The bar end mirror I picked up to be legal for next weekend’s race. It’s not all that effective, but at least it’s unobtrusive.

Hindsight has a funny way of exposing ambition. Napoleon’s invasion of Russia, the German counteroffensive in the Ardennes, MacArthur’s push to carry the Korean War into China (complete with nukes)…

Likewise (but on somewhat a lesser scale), my target for an 80 mile road ride today may have been more ambition than good sense, in hindsight. I wanted to get an 80 mile average pace, so I could use it to figure out what race to register for next weekend. I’ve been debating between doing the 100 mile time trial, or the 6 hour endurance race. The idea was to get in a 100 mile road race on relatively flat terrain before the Tour de Cure, which covers some more challenging elevation changes. The downside of the time trial is that you’re released one at a time from the start, which means little, if any, drafting.

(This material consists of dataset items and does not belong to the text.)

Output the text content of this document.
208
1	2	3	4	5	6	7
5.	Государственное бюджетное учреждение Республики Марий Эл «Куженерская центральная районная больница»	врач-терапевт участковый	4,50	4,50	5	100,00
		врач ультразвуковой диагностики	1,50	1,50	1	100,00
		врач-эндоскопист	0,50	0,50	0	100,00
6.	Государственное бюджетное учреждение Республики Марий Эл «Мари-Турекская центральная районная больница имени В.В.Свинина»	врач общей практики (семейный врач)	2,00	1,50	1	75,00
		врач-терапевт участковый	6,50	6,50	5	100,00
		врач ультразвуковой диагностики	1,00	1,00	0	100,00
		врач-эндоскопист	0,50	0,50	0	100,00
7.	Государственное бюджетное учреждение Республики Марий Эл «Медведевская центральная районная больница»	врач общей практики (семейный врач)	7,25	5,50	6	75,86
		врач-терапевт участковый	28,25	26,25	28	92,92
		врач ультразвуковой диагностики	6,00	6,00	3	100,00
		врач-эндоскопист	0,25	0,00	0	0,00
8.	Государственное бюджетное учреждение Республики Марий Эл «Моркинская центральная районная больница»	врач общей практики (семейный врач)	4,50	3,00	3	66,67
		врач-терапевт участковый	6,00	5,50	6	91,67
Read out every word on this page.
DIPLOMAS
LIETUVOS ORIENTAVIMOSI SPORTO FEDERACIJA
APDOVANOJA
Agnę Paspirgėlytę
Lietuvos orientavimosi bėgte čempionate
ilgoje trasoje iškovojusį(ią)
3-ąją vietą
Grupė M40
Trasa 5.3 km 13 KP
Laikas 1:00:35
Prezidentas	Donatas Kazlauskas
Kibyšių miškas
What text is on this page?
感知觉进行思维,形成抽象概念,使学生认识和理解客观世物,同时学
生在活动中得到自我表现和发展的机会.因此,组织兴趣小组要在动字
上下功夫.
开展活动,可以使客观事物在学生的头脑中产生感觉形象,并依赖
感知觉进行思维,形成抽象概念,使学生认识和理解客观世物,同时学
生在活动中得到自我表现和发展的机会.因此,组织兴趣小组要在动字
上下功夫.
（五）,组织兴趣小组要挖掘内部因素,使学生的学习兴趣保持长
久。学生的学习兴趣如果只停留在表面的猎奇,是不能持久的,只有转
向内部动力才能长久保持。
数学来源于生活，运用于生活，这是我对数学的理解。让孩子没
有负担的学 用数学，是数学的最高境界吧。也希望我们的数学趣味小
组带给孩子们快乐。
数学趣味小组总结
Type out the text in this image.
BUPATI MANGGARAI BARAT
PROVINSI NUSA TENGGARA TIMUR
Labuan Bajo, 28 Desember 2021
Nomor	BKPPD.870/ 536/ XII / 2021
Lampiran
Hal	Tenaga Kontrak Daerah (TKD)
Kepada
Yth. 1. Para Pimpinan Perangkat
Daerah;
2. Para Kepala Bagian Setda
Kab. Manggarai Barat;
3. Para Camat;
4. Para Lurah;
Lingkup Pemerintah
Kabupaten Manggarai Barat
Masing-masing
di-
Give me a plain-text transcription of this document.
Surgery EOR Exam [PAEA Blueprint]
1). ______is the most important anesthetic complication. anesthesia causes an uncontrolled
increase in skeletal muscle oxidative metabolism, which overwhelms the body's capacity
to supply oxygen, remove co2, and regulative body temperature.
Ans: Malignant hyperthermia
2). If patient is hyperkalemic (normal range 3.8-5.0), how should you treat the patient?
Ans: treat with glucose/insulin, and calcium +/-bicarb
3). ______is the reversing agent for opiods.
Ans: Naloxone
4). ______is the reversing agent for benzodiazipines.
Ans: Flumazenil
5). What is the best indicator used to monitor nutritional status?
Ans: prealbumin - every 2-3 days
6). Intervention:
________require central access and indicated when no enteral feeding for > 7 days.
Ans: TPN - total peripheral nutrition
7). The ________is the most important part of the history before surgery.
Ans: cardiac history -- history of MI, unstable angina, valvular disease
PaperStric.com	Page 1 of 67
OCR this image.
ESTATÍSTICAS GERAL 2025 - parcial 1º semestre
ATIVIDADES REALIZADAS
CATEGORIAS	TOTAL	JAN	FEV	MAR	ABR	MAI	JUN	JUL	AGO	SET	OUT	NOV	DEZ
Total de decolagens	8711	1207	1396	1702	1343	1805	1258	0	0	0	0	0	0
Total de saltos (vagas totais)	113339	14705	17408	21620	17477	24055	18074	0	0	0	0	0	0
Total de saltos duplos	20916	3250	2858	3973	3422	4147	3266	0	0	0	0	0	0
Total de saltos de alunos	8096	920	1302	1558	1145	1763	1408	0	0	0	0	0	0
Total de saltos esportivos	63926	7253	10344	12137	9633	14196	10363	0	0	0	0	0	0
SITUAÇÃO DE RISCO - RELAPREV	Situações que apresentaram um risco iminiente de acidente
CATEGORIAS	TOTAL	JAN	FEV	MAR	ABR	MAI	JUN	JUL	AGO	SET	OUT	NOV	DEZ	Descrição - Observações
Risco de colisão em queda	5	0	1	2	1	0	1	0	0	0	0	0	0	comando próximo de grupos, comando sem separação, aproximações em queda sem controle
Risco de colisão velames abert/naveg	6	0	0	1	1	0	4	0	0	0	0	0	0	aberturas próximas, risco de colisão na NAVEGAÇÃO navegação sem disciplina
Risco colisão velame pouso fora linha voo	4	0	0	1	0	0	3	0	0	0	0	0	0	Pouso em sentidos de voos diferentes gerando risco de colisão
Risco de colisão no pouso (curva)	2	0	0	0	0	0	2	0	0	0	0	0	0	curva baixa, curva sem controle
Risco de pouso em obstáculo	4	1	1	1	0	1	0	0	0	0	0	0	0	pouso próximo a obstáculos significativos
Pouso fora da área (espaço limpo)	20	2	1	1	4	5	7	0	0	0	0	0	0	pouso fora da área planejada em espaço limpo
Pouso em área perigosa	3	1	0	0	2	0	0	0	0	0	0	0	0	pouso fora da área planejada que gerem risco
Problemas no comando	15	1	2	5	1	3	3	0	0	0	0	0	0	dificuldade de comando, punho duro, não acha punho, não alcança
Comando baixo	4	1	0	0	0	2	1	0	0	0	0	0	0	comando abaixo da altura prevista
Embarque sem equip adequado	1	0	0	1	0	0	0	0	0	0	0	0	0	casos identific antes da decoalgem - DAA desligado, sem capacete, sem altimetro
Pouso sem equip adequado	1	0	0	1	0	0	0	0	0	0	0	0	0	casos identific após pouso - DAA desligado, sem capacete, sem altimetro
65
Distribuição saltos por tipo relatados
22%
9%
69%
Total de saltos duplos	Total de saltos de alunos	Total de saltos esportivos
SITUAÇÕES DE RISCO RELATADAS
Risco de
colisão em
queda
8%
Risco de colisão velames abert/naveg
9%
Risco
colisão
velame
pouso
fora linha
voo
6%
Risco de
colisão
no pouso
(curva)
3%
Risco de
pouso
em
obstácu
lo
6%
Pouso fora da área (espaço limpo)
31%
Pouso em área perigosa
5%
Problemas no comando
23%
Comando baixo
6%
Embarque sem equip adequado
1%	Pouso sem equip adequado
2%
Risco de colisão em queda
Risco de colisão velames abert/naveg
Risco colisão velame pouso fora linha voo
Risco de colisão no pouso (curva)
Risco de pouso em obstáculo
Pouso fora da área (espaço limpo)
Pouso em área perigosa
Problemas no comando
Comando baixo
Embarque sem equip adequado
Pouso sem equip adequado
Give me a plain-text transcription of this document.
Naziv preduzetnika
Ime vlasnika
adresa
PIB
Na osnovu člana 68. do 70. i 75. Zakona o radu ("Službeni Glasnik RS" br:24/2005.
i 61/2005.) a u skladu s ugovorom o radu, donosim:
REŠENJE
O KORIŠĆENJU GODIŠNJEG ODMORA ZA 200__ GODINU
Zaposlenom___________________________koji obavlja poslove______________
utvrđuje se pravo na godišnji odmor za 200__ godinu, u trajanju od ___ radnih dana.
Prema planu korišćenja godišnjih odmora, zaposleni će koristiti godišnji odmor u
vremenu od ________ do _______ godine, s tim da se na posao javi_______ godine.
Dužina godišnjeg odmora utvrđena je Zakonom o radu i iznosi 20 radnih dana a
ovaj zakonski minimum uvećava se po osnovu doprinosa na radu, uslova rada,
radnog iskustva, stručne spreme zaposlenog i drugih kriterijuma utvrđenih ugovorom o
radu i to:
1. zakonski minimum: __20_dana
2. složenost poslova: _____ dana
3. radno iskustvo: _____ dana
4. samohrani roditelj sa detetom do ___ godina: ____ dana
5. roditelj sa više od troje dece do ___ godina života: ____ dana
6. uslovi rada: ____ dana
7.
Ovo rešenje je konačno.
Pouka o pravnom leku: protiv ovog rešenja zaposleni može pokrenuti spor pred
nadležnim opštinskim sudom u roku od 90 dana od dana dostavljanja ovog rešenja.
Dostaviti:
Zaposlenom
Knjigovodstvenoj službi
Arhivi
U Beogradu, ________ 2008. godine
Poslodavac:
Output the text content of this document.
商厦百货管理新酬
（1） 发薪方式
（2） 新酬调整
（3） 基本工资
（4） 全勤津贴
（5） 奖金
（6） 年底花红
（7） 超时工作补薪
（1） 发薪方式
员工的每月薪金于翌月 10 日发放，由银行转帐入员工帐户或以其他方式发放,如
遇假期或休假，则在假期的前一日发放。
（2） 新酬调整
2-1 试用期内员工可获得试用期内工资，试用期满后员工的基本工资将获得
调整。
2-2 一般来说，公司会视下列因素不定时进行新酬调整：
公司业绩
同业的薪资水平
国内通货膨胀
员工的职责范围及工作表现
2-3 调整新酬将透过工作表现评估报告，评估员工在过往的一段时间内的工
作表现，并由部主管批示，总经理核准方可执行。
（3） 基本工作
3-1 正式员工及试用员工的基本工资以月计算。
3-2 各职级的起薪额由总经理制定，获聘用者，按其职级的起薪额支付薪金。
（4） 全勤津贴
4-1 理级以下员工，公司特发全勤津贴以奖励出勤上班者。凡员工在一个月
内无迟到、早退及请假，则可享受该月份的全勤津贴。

The 6 hour is a mass start, which means plenty of drafting and pace lines, but it also means I would have to be fast enough to finish 100 miles in six hours.

So today I went out with an 80 mile target, 50 of which would be the big loop of the course for next weekend’s event. My starting conditions were less than ideal, again, in hindsight. Dinner last night consisted of a footlong brat, some pretzel-nacho-cheese-jalapeno thingies, and a couple beers at the ballpark. Today marked the seventh straight day of training, and my legs were still a little sore from deadlift on Thursday, with my chest just getting sore from my bench workout yesterday. In short, I was undernourished, under-hydrated, and under-fresh from the time I got up in the morning.

Still, I thought I could go out, with today’s near-perfect weather, and just set a conservative pace. It wouldn’t be easy, but surely I could just muscle through five hours or so on the bike…

Even saying that now sounds absolutely dumb.

What I had anticipated being a relatively pleasant, if bland, training ride soon became a harsh reality check. Although the wind was nowhere near as intense as my last long road outing, I also had nowhere to hide from it. As the first half of my route wound more or less into the breeze, I found myself vehemently cursing whoever decided to strip thousands of acres of farmland completely bare in order to grow feed corn. As if irresponsible, nonsensical farming of a plant you can’t eat isn’t bad enough, it also removes any and all wind breaks, which means you’re getting beat up by even the most casual breeze. While I started out bopping along at 17-18 mph, soon I was slugging through on the small ring, barely making 14.

And so went the next four hours. I slaved away into the wind along bumpy backcountry roads, trying to conserve water and maintain nutrition as best I could, but suffering with legs that just weren’t rested enough to push harder. At one point, after turning downwind onto a smooth stretch of pavement on State Route 41, I was so relieved by the ease of forward progress that I just put my head down and pedaled for awhile. Unfortunately, my respite also made me miss a turn marker, and I ended up in South Charleston, 4 miles out of my way, and with an additional upwind leg to get back on course.

By the time I finished the loop, I was just about exhausted. I had run out of water, only had 1 gel pack left (strawberry… ew), and had neither the juice nor the motivation to tack on the 15 more miles I needed to make it to my goal for the day.

So now I’m left with no answers to my original questions. I still don’t know if I’m fast enough to do 100 miles in under six hours, but neither do I know if I’m fit enough yet to ride for more than six hours in a time trial, if that’s what it’d take to make it to 100 miles. That said, the solution is obvious, if a little humbling. I need to just go ride the 6 hour, because that will still be the longest I’ve ever been in the saddle continuously, and it’s a logical step forward from the progress I’ve already made. If I get 100 miles out of it, great. If I don’t, well, it’ll just be another data point.